Bu arada casuslar, yerli insanların iyiliğine ve güzelliğine hayran olmuşlar. Bundan sonra ne pahasına olursa olsun onlarla birlikte yaşamaya ve kendi arkadaşlarına karşı savaşmaya ant içmişler. Yerli insanlar bu özverili yaklaşımı, atalarından miras kalan öğretilerine göre, şu şekilde ifade etmişler, “bir insanı anlamanın en iyi yolu, onun ayakkabısını giymektir. Siz bizim ayakkabımızı değil bedenimizi giydiniz. Fakat biz biliriz ki, en kötü insanın bile bir vicdanı vardır. İnanlıktan vicdanı kaldırmak imkânsızdır. Sizin vicdanınızın sesini dinlediğinizi biliyoruz ve sizi kendimizden biri gibi kabul ediyoruz”. Bu iyilik ve yardımseverliğe karşılık silahların ve kocaman dozerlerin altında kalmaktan ve öldürülmekten kurtulamamışlar. Bu kahraman insanların kalbini mutluluk yerine hüzün, endişe ve korku kaplamış.  Liderlerinin etrafında toplanmışlar. Korkup kaçmayı mı, yoksa yiğitçe savaşmayı mı seçmeleri gerektiğini tartışmışlar. Hep birlikte, acımasız düşmanlara karşı kanlarının son damlasına kadar mücadele etme kararı almışlar ve öyle de yapmışlar. Onlara kutsal savaşlarında rüzgâr, su, anka kuşları ve filler ile ormandaki bütün canlılar yardım etmiş. Sonuçta şirin bir cennet ülkesine benzeyen yurtları ve kutsal ağaçları mahvolmuş. Minik çocukları ve şefkatli anneleri ölmüş. Zavallı ve yardıma muhtaç yaşlı insanlar perişan olmuş. Firdevs cenneti gibi bir ülke çöle dönüşmüş. Hani masallarda kalan bir söz vardır ya” ana gibi yar, Bağdat gibi diyar olmaz”. İşte eski Bağdat’a benzeyen masal ülkesi, bugünkü Bağdat gibi yanıp yıkılıp harap olmuş. Ayakta kalan birkaç yerli ile vicdanının sesini dinleyen birkaç yabancıdan başka kimse kalmamış. Zalim yabancılar yenilmiş ve bu eski güzel ülkeyi terk etmişler. Fakat ortada ne güzellik kalmış, ne şiir, ne kutsal ağaç. Geriye, yalnızca yıkılan yuvalar, öldürülen insanlar, yetim kalan çocuklar, hayal kırıklıkları, feryatlar, gözyaşı, acı, kin, öfke ve keder kalmış.”

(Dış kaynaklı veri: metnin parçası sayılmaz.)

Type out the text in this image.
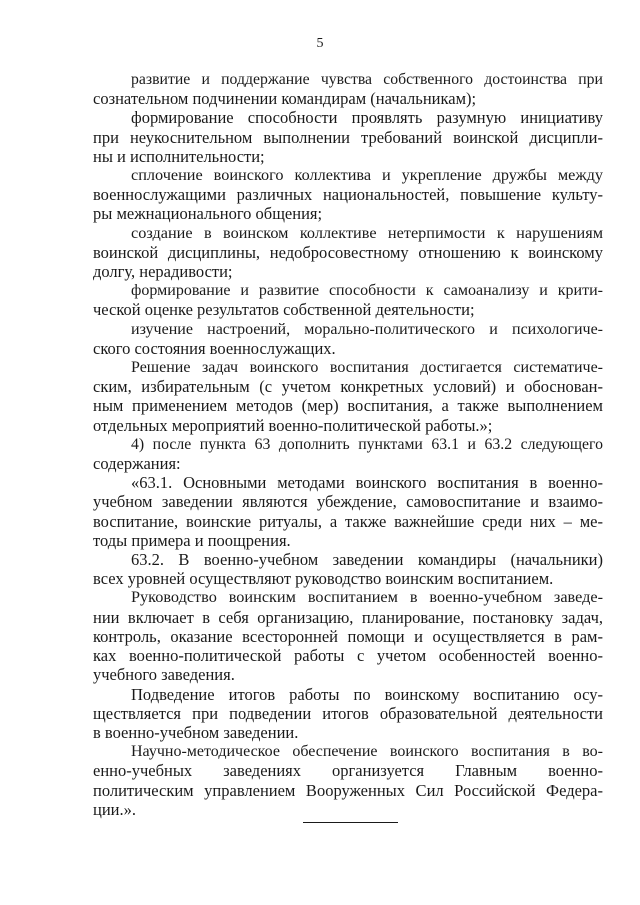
5
развитие и поддержание чувства собственного достоинства при
сознательном подчинении командирам (начальникам);
формирование способности проявлять разумную инициативу
при неукоснительном выполнении требований воинской дисципли-
ны и исполнительности;
сплочение воинского коллектива и укрепление дружбы между
военнослужащими различных национальностей, повышение культу-
ры межнационального общения;
создание в воинском коллективе нетерпимости к нарушениям
воинской дисциплины, недобросовестному отношению к воинскому
долгу, нерадивости;
формирование и развитие способности к самоанализу и крити-
ческой оценке результатов собственной деятельности;
изучение настроений, морально-политического и психологиче-
ского состояния военнослужащих.
Решение задач воинского воспитания достигается систематиче-
ским, избирательным (с учетом конкретных условий) и обоснован-
ным применением методов (мер) воспитания, а также выполнением
отдельных мероприятий военно-политической работы.»;
4) после пункта 63 дополнить пунктами 63.1 и 63.2 следующего
содержания:
«63.1. Основными методами воинского воспитания в военно-
учебном заведении являются убеждение, самовоспитание и взаимо-
воспитание, воинские ритуалы, а также важнейшие среди них – ме-
тоды примера и поощрения.
63.2. В военно-учебном заведении командиры (начальники)
всех уровней осуществляют руководство воинским воспитанием.
Руководство воинским воспитанием в военно-учебном заведе-
нии включает в себя организацию, планирование, постановку задач,
контроль, оказание всесторонней помощи и осуществляется в рам-
ках военно-политической работы с учетом особенностей военно-
учебного заведения.
Подведение итогов работы по воинскому воспитанию осу-
ществляется при подведении итогов образовательной деятельности
в военно-учебном заведении.
Научно-методическое обеспечение воинского воспитания в во-
енно-учебных заведениях организуется Главным военно-
политическим управлением Вооруженных Сил Российской Федера-
ции.».
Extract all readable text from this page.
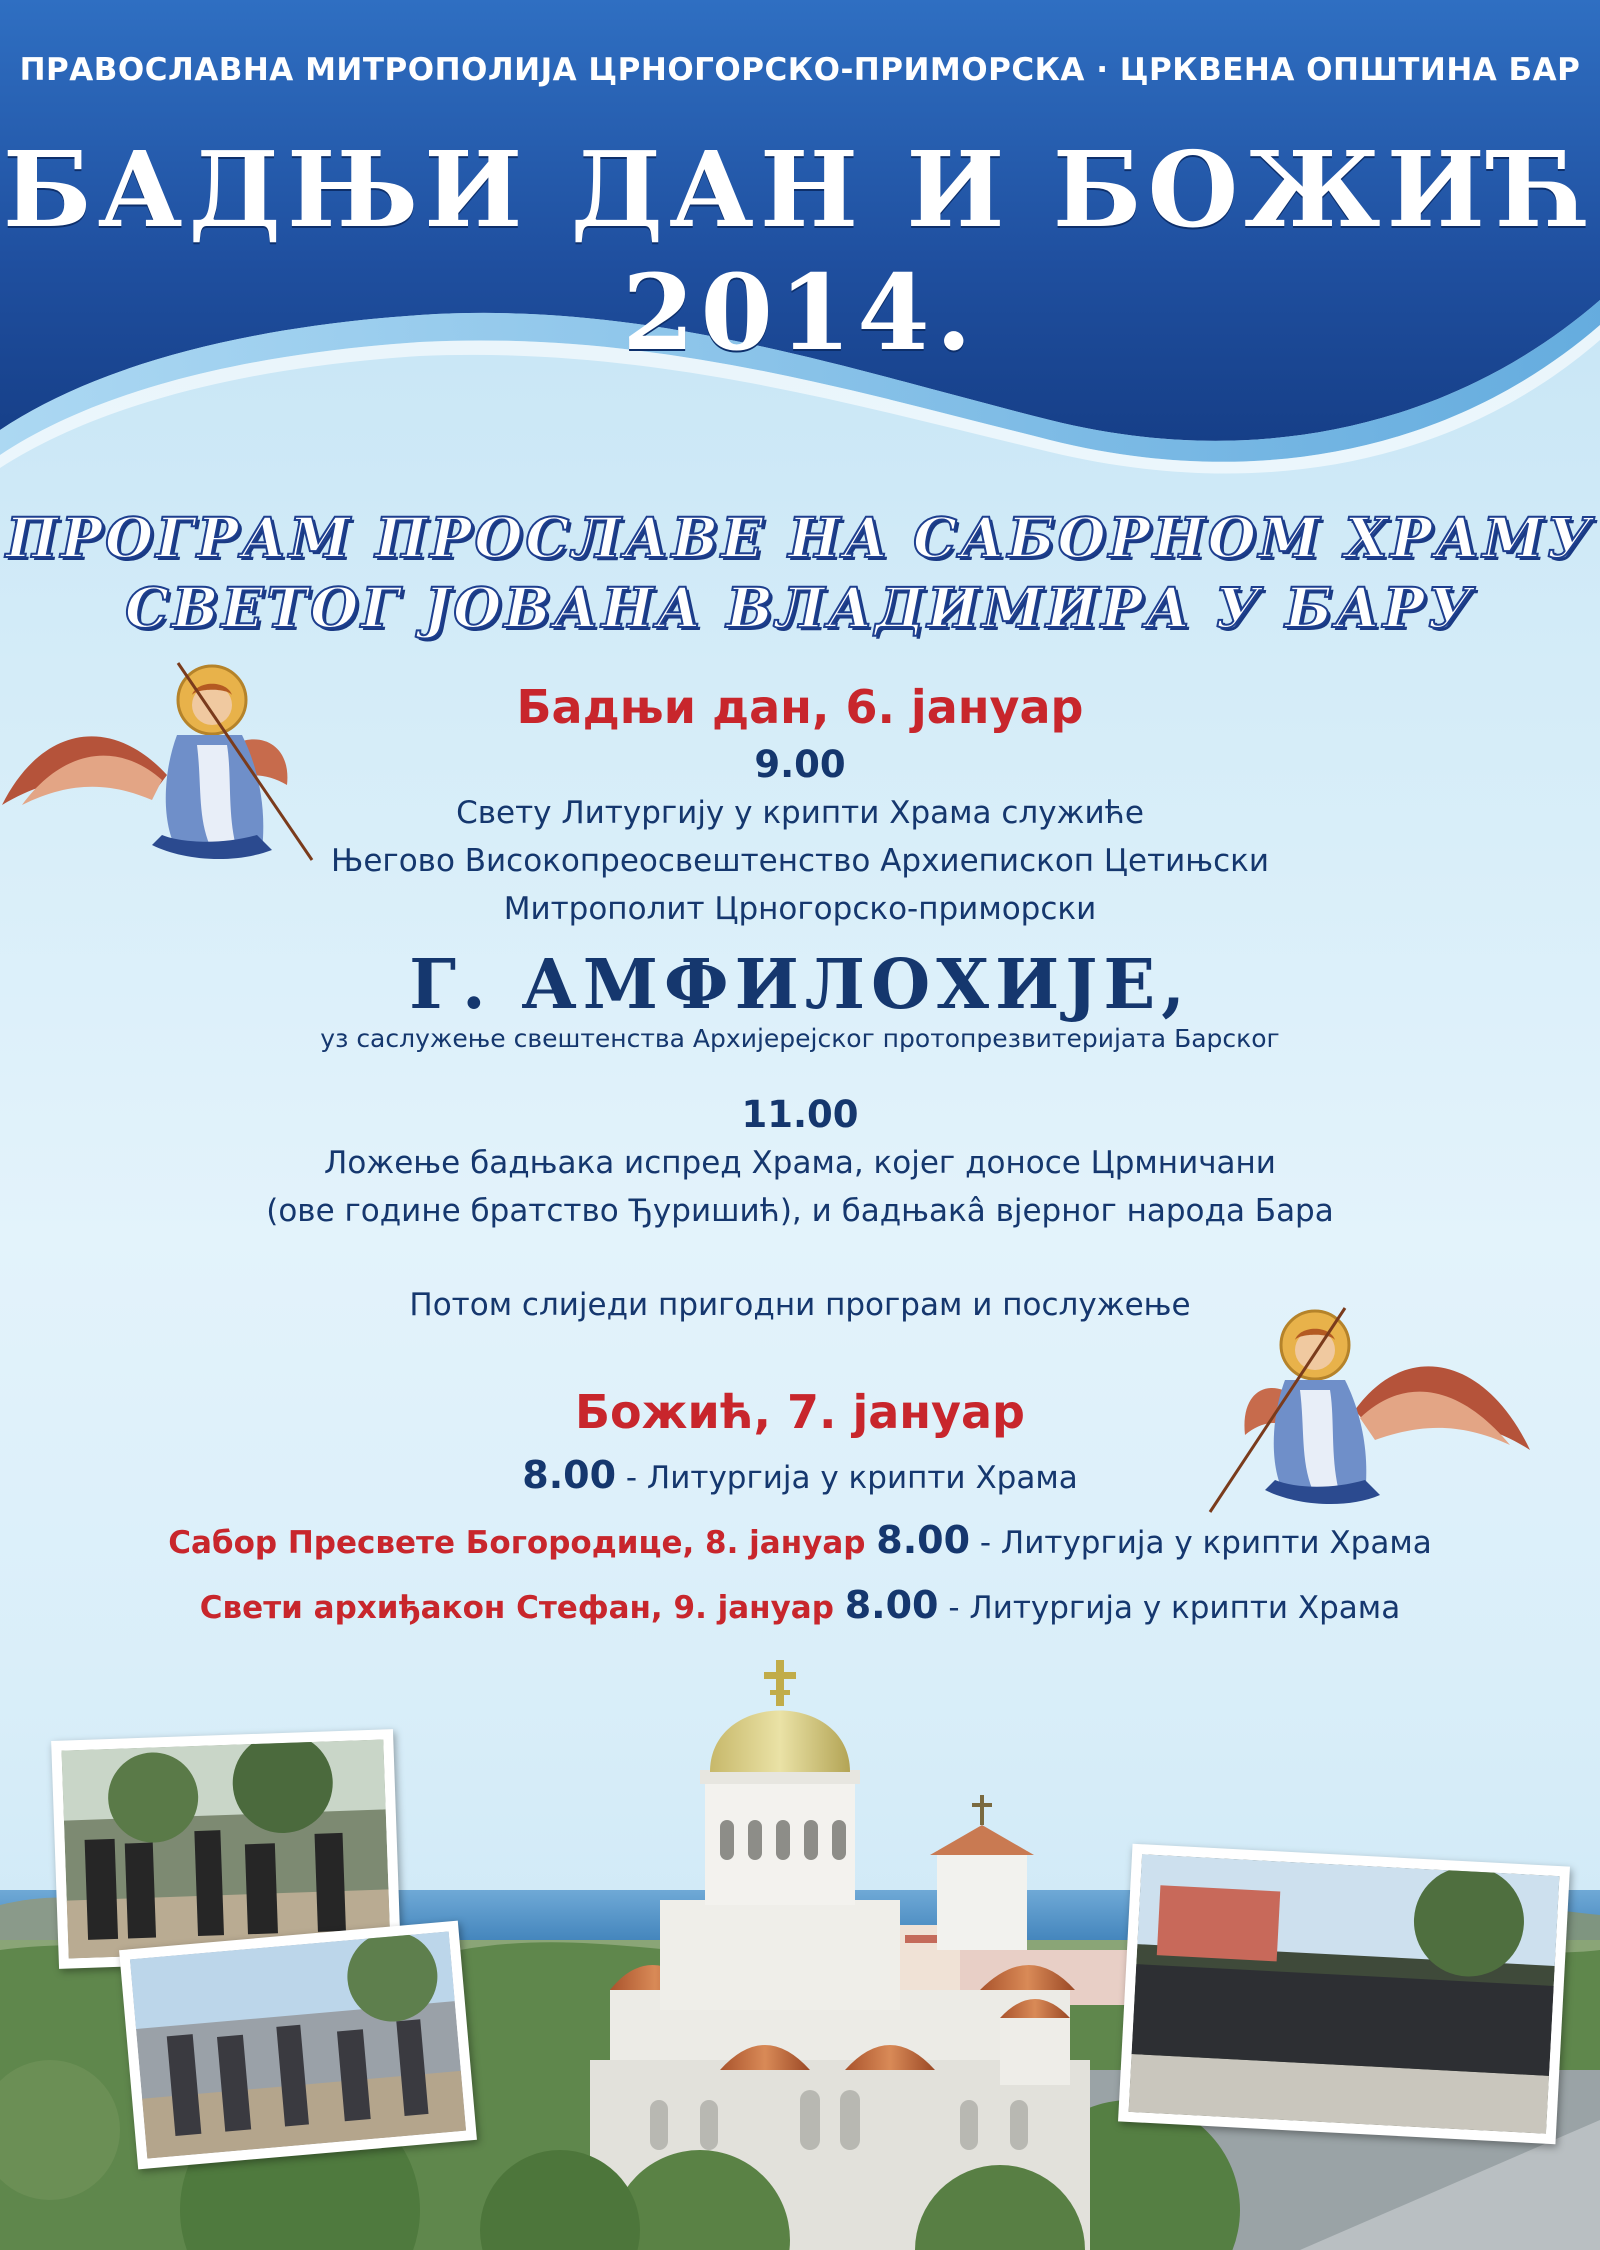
ПРАВОСЛАВНА МИТРОПОЛИЈА ЦРНОГОРСКО-ПРИМОРСКА · ЦРКВЕНА ОПШТИНА БАР
БАДЊИ ДАН И БОЖИЋ 2014.
ПРОГРАМ ПРОСЛАВЕ НА САБОРНОМ ХРАМУ
СВЕТОГ ЈОВАНА ВЛАДИМИРА У БАРУ
Бадњи дан, 6. јануар
9.00
Свету Литургију у крипти Храма служиће
Његово Високопреосвештенство Архиепископ Цетињски
Митрополит Црногорско-приморски
Г. АМФИЛОХИЈЕ,
уз саслужење свештенства Архијерејског протопрезвитеријата Барског
11.00
Ложење бадњака испред Храма, којег доносе Црмничани
(ове године братство Ђуришић), и бадњакâ вјерног народа Бара
Потом слиједи пригодни програм и послужење
Божић, 7. јануар
8.00 - Литургија у крипти Храма
Сабор Пресвете Богородице, 8. јануар 8.00 - Литургија у крипти Храма
Свети архиђакон Стефан, 9. јануар 8.00 - Литургија у крипти Храма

                Dünya’nın en pahalı filmi olan “AVATAR” aynı zamanda en çok gişe rekorları kıran bir film olarak hatırlanacak. Filmin konusu nedir derseniz, “yukarıda anlattığım masaldan başka bir şey değildir” diye cevap vereceğim.

                Filmin güçlü yönleri bu güne kadar her yerde anlatıldı, durdu. Üç boyutlu olması, ses ve görüntü efektleri ile çok orijinal bir film olması vbg... Burada benim üzerinde duracağım özelliği, filmin büyük bir itiraf olduğu gerçeğidir. Kızılderili insanlara benzer zulümlerin en acımasız örnekleri ile hücum eden, büyük bir kültürü altın ve elmas, petrol ve arazi için yok eden insanların neslinden gelen temiz vicdan sahipleri, bugün günah çıkarıyor. Avustralya’da Aborjin’lere, Çanakkale’de Osmanlı insanına, İkinci dünya savaşında Japonlara, dün Bağdat ve Gazze’de, bugün Afganistan’da yaşananlar, yerli kültürlerin yok edilmesi yönüyle “AVATAR” filminde anlatılanlardan noksan değildir.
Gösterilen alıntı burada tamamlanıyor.